Sie kommt nicht, um Dich zu trösten

 

Kennst Du diese Zeiten in deinem Leben, in denen Dich nichts mehr so trägt wie zuvor?

Weder die Rolle, die Du so lange ausgefüllt hast, nicht die Antworten, die Du einmal kanntest?

Nicht einmal das Bild, was Du von Dir selbst hattest?

Willkommen auf der Schwelle – zu den Wechseljahren.

Bei manchen von uns beginnt sie viel früher, bei manchen erst später. Und diese Schwelle fragt weder nach unserem biologischen Alter und schon gar nicht nach unserer Bereitschaft.

Sie tritt häufig verstärkt auf, wenn etwas zu eng geworden ist, nicht um zu bestragen, auch nicht um uns etwas zu nehmen, sondern weil sie zu uns einfach dazu gehört.

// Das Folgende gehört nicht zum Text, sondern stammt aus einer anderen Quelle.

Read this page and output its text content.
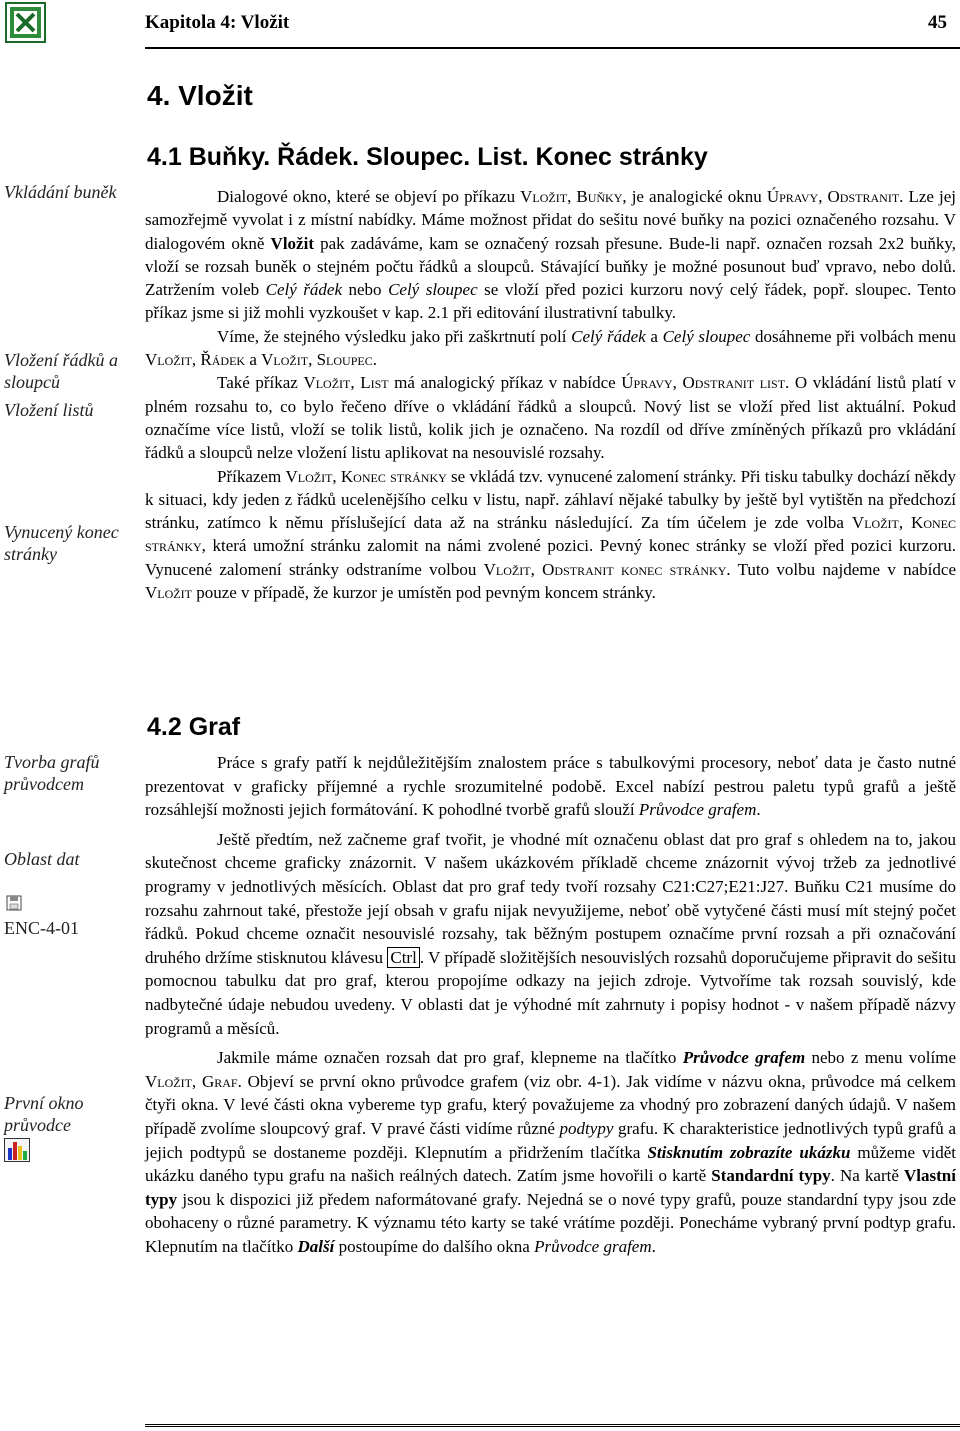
Kapitola 4: Vložit	45
4. Vložit
4.1 Buňky. Řádek. Sloupec. List. Konec stránky
Vkládání buněk
Vložení řádků a sloupců
Vložení listů
Vynucený konec stránky

Dialogové okno, které se objeví po příkazu Vložit, Buňky, je analogické oknu Úpravy, Odstranit. Lze jej samozřejmě vyvolat i z místní nabídky. Máme možnost přidat do sešitu nové buňky na pozici označeného rozsahu. V dialogovém okně Vložit pak zadáváme, kam se označený rozsah přesune. Bude-li např. označen rozsah 2x2 buňky, vloží se rozsah buněk o stejném počtu řádků a sloupců. Stávající buňky je možné posunout buď vpravo, nebo dolů. Zatržením voleb Celý řádek nebo Celý sloupec se vloží před pozici kurzoru nový celý řádek, popř. sloupec. Tento příkaz jsme si již mohli vyzkoušet v kap. 2.1 při editování ilustrativní tabulky.

Víme, že stejného výsledku jako při zaškrtnutí polí Celý řádek a Celý sloupec dosáhneme při volbách menu Vložit, Řádek a Vložit, Sloupec.

Také příkaz Vložit, List má analogický příkaz v nabídce Úpravy, Odstranit list. O vkládání listů platí v plném rozsahu to, co bylo řečeno dříve o vkládání řádků a sloupců. Nový list se vloží před list aktuální. Pokud označíme více listů, vloží se tolik listů, kolik jich je označeno. Na rozdíl od dříve zmíněných příkazů pro vkládání řádků a sloupců nelze vložení listu aplikovat na nesouvislé rozsahy.

Příkazem Vložit, Konec stránky se vkládá tzv. vynucené zalomení stránky. Při tisku tabulky dochází někdy k situaci, kdy jeden z řádků ucelenějšího celku v listu, např. záhlaví nějaké tabulky by ještě byl vytištěn na předchozí stránku, zatímco k němu příslušející data až na stránku následující. Za tím účelem je zde volba Vložit, Konec stránky, která umožní stránku zalomit na námi zvolené pozici. Pevný konec stránky se vloží před pozici kurzoru. Vynucené zalomení stránky odstraníme volbou Vložit, Odstranit konec stránky. Tuto volbu najdeme v nabídce Vložit pouze v případě, že kurzor je umístěn pod pevným koncem stránky.

4.2 Graf
Tvorba grafů průvodcem
Oblast dat
ENC-4-01
První okno průvodce

Práce s grafy patří k nejdůležitějším znalostem práce s tabulkovými procesory, neboť data je často nutné prezentovat v graficky příjemné a rychle srozumitelné podobě. Excel nabízí pestrou paletu typů grafů a ještě rozsáhlejší možnosti jejich formátování. K pohodlné tvorbě grafů slouží Průvodce grafem.

Ještě předtím, než začneme graf tvořit, je vhodné mít označenu oblast dat pro graf s ohledem na to, jakou skutečnost chceme graficky znázornit. V našem ukázkovém příkladě chceme znázornit vývoj tržeb za jednotlivé programy v jednotlivých měsících. Oblast dat pro graf tedy tvoří rozsahy C21:C27;E21:J27. Buňku C21 musíme do rozsahu zahrnout také, přestože její obsah v grafu nijak nevyužijeme, neboť obě vytyčené části musí mít stejný počet řádků. Pokud chceme označit nesouvislé rozsahy, tak běžným postupem označíme první rozsah a při označování druhého držíme stisknutou klávesu Ctrl . V případě složitějších nesouvislých rozsahů doporučujeme připravit do sešitu pomocnou tabulku dat pro graf, kterou propojíme odkazy na jejich zdroje. Vytvoříme tak rozsah souvislý, kde nadbytečné údaje nebudou uvedeny. V oblasti dat je výhodné mít zahrnuty i popisy hodnot - v našem případě názvy programů a měsíců.

Jakmile máme označen rozsah dat pro graf, klepneme na tlačítko Průvodce grafem nebo z menu volíme Vložit, Graf. Objeví se první okno průvodce grafem (viz obr. 4-1). Jak vidíme v názvu okna, průvodce má celkem čtyři okna. V levé části okna vybereme typ grafu, který považujeme za vhodný pro zobrazení daných údajů. V našem případě zvolíme sloupcový graf. V pravé části vidíme různé podtypy grafu. K charakteristice jednotlivých typů grafů a jejich podtypů se dostaneme později. Klepnutím a přidržením tlačítka Stisknutím zobrazíte ukázku můžeme vidět ukázku daného typu grafu na našich reálných datech. Zatím jsme hovořili o kartě Standardní typy. Na kartě Vlastní typy jsou k dispozici již předem naformátované grafy. Nejedná se o nové typy grafů, pouze standardní typy jsou zde obohaceny o různé parametry. K významu této karty se také vrátíme později. Ponecháme vybraný první podtyp grafu. Klepnutím na tlačítko Další postoupíme do dalšího okna Průvodce grafem.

Ich kenne Frauen, die in dieser Zeit ihre Arbeit beendet haben, oder mit dem Gedanken spielen. Andere haben ihre Ehen beendet. Einige davon haben begonnen, das erste Mal Nein zu sagen. Und manche von uns haben im Außen nichts Sichtbares verändert und doch war danach nichts, absolut nichts mehr wie zuvor.

Aber lass es mich so erzählen, es geht nicht darum, alles hinter sich zu lassen, aber es geht darum sich nicht mehr länger selbst zu verleugnen oder gar zu verlassen.

Der gesamte Zyklus der Wechseljahre, wirklich von Beginn an, ist pure Alchemie. Es ist nicht das Gold was die Essenz dieser GeZeiten sind, es ist die Wahrhaftigkeit, die daraus gewonnen wird.

Es ist die Zeit, in der wir uns fragen ~ Ist das mein Leben? Oder trage ich es nur aus Gewohnheit?

Ich weiß, dass jede Frau diesen Moment kennt bzw. kennenlernen wird.

Und die Antwort darauf kommt selten sofort, sie wächst, still, über die Jahre hinweg. Bis wir eines Tages aufwachen, den Mut fassen und ihr folgen und genau deshalb kommt sie nicht, um uns zu trösten, sondern uns daran zu erinnern, dass kein Leben wachsen kann, wenn wir alles festhalten.

Und viele unserer Prägungen sind daraus ausgelegt, festzuhalten, in Sicherheit zu bringen, doch das Leben ist so nicht. Unsere Zeit hier auf Erden ist begrenzt und die Schwelle, diese Phase der Wechseljahre ist mehr als ein, ja manchmal nerviger, anatomischer Prozess.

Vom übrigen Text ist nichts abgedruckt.